I don’t want to know what you know about me. I want to know what you predict about me. You can infer a lot more or less about data, what is important is what they predict about.
The contrast between Ghani and the first two privacy panels highlighted the need for many more workshops between policy makers and technologists. Ghani by his own opening admission did not seem to hear the privacy panelists and I wonder if the privacy attendees had the technical aptitude to understand Ghani. Many more workshops like the one hosted by the Future of Privacy Forum and the Stanford Center for Internet and Society last week are in order.
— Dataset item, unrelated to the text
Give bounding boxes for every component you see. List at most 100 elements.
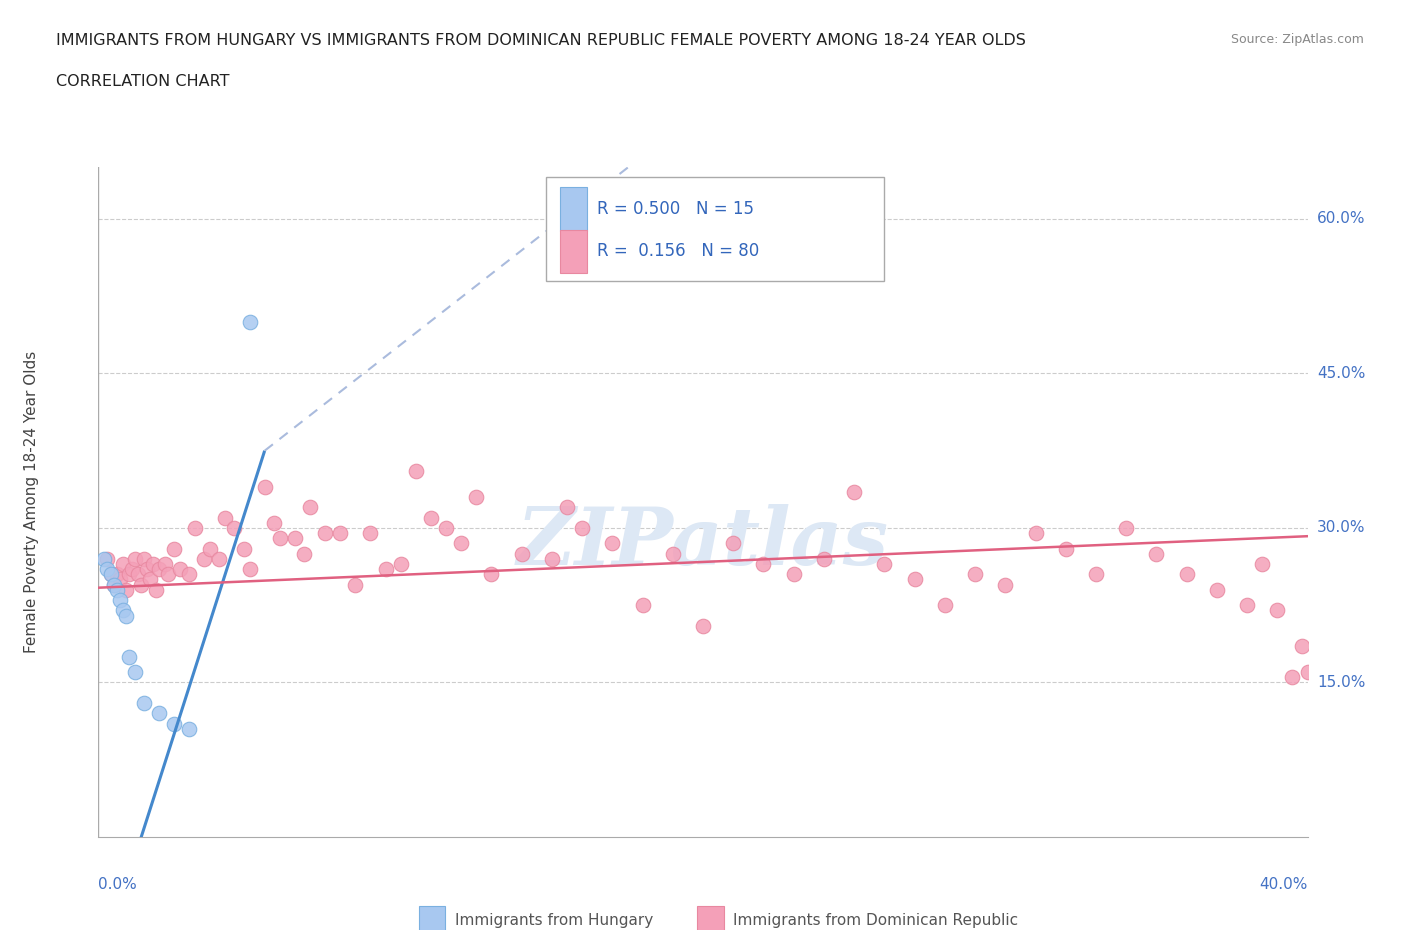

At a time when the potential for data science applications are not only revolutionary but in many cases required, when the technology is changing rapidly and its use already being rapidly experimented with and applied across all facets of life, we need grounded discussion about the way forward and the corresponding policies to guide us.
And now I come back to the Washington Monument surrounded by a protective grid (pictured above). The grid is there to allow repairs to the iconic monument after a 5.8 magnitude earthquake damaged the structure on August 23, 2011. I find the picture of this structure a fitting backdrop for the earthquake going on in Washington right now around the sharing and use of data. This most recent data earthquake originated with the tragic events of September 11th, 2001. Laws were passed to protect and defend the United States from the asymmetric threat of terrorism. This same body of law is now likely to be needed for new threats in cyberspace. Perhaps we should leave the grid around the monument to protect and defend it from the next earthquake much like we keep the laws to protect and defend us from these new threats. Perhaps we should keep the grid around the monument more importantly to remind us that these laws are still in effect.